A santa que salvou minha vida
Quando o amor não circunscreve os ritos e dogmas religiosos, mas ultrapassa os limites da moral cristã
Jamieson Simões
jamrsimoes@gmail.com
Eu ando por muitos lugares, converso com muita gente e escuto muita coisa. Acho que escutar é o que mais faço na vida – talvez resquício da prática pastoral, dos momentos de confissão ou da “cura d`almas”. O fato é que as pessoas abrem com facilidade seus corações e segredos, e eu escuto e guardo no alfarrábio imaginário das confissões.
Andando pelas ruas do Pirambu (perifa importante de Fortaleza), conheci uma senhora negra, muito bonita, vestido acinturado e simples, e o corpo trazia vívida a lembrança de que a beleza e o feitiço da juventude ainda não a deixaram. Era de fato muito bonita, e os 60 e tantos anos não lhe pesavam.
Pois bem, ela sabedora de que eu conhecia um importante teólogo, referência religiosa e política para os cristãos, me contou e não pediu segredo – acho que tinha até um certo orgulho em contar o ocorrido. Narrou que, quando tudo ali era só duna e casebre de papelão, em visita à comunidade, o santo homem ia passando em frente ao seu barraco. Ela, inebriada com aquela visão, convidou-o para entrar e, quando ele adentrou o cubículo, ela se despiu, deixando cair o pouco pano que a cobria, virou as costas e disse:
– Padre, me coma! Nunca fui possuída por um santo.
Conta que o santo homem suava, calor do meio-dia, no barraco de madeira e plástico. Sua barba era cheirosa e suas mãos não tremeram quando ele se abaixou e foi subindo o vestido da pobre mulher (era jovem e fogosa nesses idos). Ele agradeceu a demonstração de carinho, disse que recebia a intenção como um presente, a abraçou e abençoou. Ela narrou o episódio com paixão. Aprendi a reconhecer nos olhos a presença de um amor que ficou e ali estava o amor daquela vida toda, presente, enquanto ela falava sem pudor, nem culpa, da oferta de amor feita ao santo encarnado.

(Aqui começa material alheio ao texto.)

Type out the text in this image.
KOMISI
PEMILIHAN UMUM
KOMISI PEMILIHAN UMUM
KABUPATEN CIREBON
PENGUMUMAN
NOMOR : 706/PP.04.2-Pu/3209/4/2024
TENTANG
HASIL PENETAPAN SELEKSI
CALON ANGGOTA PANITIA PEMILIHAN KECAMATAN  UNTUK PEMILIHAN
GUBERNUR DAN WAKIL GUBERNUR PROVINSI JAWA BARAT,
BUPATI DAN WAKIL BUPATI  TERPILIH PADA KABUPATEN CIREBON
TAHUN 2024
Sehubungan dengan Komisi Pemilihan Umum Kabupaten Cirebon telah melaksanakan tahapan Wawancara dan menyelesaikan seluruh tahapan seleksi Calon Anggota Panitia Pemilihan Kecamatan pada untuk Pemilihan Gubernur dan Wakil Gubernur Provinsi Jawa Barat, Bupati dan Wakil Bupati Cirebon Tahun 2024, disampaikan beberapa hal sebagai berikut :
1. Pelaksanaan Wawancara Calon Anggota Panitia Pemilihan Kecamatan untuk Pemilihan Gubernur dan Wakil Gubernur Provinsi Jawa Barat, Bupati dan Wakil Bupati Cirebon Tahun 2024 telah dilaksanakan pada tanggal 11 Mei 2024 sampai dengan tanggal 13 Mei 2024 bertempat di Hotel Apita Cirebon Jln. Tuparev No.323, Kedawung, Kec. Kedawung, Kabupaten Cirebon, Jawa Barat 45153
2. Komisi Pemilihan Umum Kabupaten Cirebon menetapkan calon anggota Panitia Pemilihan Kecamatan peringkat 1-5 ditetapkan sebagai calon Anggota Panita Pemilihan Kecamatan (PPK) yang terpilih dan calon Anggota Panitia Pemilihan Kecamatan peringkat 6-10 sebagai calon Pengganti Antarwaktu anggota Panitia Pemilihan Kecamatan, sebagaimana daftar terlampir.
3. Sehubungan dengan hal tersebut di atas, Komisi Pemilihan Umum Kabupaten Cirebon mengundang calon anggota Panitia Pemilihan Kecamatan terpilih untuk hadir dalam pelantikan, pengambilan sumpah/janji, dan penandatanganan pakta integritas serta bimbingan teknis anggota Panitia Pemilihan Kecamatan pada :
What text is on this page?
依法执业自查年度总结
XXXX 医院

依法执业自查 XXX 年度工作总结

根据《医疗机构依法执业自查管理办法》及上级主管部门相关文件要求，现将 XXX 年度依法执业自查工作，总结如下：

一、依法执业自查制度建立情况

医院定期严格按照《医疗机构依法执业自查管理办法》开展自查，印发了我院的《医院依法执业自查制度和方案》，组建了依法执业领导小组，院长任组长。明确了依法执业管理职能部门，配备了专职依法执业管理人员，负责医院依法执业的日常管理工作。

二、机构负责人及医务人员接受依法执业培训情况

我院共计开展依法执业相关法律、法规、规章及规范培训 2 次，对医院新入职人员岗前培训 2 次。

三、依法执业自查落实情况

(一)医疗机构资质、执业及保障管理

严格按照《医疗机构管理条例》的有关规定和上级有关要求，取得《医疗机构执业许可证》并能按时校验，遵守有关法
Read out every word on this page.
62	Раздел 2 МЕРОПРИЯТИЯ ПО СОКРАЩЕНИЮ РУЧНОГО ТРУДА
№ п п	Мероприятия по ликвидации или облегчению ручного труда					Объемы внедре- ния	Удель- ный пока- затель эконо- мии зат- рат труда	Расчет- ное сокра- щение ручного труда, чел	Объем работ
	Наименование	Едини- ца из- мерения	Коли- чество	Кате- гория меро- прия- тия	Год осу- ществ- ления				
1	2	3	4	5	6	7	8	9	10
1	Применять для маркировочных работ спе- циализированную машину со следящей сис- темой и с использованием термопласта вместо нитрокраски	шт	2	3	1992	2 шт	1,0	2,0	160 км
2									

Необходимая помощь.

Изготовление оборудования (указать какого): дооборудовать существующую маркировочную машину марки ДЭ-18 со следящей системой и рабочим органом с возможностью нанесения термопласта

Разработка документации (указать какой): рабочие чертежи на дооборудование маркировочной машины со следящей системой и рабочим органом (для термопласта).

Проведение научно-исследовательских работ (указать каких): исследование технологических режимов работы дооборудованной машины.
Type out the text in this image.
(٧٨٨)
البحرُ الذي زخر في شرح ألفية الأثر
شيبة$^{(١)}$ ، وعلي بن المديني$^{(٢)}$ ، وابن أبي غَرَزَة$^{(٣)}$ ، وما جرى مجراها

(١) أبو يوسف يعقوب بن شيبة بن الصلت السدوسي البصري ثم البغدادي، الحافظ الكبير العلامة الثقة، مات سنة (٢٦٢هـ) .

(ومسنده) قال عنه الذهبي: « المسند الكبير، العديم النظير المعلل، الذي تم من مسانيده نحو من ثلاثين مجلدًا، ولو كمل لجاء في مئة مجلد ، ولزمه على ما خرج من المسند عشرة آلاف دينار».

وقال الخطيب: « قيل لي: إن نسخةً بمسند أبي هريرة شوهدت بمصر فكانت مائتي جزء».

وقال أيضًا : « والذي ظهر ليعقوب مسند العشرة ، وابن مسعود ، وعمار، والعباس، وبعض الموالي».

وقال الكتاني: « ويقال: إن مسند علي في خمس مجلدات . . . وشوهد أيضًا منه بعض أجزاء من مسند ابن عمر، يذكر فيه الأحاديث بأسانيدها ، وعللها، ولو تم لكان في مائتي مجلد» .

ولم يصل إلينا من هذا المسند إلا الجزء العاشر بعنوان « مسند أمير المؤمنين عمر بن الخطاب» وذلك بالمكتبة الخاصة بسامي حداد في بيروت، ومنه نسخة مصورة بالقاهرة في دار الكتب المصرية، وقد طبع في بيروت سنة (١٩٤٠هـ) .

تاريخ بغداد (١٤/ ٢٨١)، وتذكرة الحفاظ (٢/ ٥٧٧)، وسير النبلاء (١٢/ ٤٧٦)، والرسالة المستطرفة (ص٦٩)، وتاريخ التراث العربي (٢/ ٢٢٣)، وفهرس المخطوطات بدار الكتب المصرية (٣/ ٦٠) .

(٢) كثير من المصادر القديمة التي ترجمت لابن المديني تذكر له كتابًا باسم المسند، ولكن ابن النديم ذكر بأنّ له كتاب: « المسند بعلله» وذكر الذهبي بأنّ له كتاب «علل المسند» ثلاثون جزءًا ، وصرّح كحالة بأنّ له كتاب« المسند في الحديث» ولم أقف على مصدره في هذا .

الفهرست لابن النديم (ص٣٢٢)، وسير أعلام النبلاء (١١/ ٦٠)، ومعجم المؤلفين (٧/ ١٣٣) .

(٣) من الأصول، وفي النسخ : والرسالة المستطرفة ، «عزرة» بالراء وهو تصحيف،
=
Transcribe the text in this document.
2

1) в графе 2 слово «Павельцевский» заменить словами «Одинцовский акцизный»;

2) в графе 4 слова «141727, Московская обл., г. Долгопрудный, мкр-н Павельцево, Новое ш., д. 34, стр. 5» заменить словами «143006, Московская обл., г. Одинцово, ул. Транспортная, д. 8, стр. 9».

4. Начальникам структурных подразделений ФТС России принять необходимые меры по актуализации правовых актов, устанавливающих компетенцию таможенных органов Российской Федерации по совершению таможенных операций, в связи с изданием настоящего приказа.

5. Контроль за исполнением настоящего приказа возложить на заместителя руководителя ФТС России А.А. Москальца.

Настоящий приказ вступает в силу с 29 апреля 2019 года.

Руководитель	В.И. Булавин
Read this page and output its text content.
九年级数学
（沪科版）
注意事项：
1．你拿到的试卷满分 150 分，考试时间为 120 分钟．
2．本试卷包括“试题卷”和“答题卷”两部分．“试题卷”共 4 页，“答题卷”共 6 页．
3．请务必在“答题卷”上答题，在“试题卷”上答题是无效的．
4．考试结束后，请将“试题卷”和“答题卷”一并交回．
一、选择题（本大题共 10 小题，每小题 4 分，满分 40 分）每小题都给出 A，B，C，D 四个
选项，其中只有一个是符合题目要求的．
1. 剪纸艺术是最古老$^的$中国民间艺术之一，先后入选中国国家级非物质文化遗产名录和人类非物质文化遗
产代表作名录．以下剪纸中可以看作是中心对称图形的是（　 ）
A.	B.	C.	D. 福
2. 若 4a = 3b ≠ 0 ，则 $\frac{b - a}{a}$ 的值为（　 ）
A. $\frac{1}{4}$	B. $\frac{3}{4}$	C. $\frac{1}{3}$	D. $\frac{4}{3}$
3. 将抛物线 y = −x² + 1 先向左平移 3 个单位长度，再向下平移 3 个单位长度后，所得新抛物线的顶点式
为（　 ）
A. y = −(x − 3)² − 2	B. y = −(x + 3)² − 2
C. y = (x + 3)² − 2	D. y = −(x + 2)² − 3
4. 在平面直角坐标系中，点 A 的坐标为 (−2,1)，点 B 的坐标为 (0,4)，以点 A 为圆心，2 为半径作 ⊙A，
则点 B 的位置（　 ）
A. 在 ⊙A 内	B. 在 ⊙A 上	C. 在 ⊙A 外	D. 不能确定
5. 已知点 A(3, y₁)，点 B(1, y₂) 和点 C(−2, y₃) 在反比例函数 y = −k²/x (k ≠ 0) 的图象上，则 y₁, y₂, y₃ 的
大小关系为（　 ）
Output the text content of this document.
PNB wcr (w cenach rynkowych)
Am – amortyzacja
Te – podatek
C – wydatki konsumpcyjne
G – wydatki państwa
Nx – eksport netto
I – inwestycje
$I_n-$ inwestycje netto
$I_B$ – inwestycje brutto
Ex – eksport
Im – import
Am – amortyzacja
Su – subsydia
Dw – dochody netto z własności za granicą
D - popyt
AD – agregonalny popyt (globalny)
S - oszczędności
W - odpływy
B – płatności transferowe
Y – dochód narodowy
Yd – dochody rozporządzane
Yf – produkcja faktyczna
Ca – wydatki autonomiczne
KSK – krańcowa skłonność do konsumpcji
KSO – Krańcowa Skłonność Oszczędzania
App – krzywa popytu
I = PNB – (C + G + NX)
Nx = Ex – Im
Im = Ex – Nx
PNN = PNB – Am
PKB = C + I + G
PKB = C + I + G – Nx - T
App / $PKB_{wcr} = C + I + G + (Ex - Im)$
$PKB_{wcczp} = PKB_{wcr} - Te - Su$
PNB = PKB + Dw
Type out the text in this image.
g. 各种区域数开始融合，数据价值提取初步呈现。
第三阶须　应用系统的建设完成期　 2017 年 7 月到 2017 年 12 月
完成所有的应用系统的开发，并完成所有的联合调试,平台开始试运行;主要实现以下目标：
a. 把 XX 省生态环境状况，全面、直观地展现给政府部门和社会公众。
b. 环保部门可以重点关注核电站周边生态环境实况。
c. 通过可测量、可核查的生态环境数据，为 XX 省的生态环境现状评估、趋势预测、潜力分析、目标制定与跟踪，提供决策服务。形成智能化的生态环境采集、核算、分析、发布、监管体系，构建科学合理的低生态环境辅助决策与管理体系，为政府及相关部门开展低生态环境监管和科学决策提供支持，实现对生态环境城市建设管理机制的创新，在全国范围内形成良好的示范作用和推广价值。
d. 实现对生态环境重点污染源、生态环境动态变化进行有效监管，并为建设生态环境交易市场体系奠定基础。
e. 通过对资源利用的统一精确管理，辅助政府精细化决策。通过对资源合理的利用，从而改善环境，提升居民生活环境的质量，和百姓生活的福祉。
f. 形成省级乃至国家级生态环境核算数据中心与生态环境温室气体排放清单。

Agradeci a partilha e continuei minha andança. Conheço o santo em questão e confesso a minha surpresa de uma aproximação tão humana, tão encarnada do amor. Afinal, há formas de fazer amor mais profundas do que o sexo e aquele encontro foi um ato de amor profundo que, certamente, marcou pelo menos uma das vidas envolvidas.
Terminei o rolê na beira do mar. Completamente atravessado. Aquela mulher, não tendo o que oferecer, oferece o próprio corpo. Eu fico atento o suficiente para perceber que o amor não circunscreve os ritos e dogmas religiosos. Ultrapassa os limites da moral cristã que se pretende reguladora das relações. Eu conheci uma santa mulher, ela me ensinou sobre o amor e a minha alma foi salva (pelo menos naquele dia).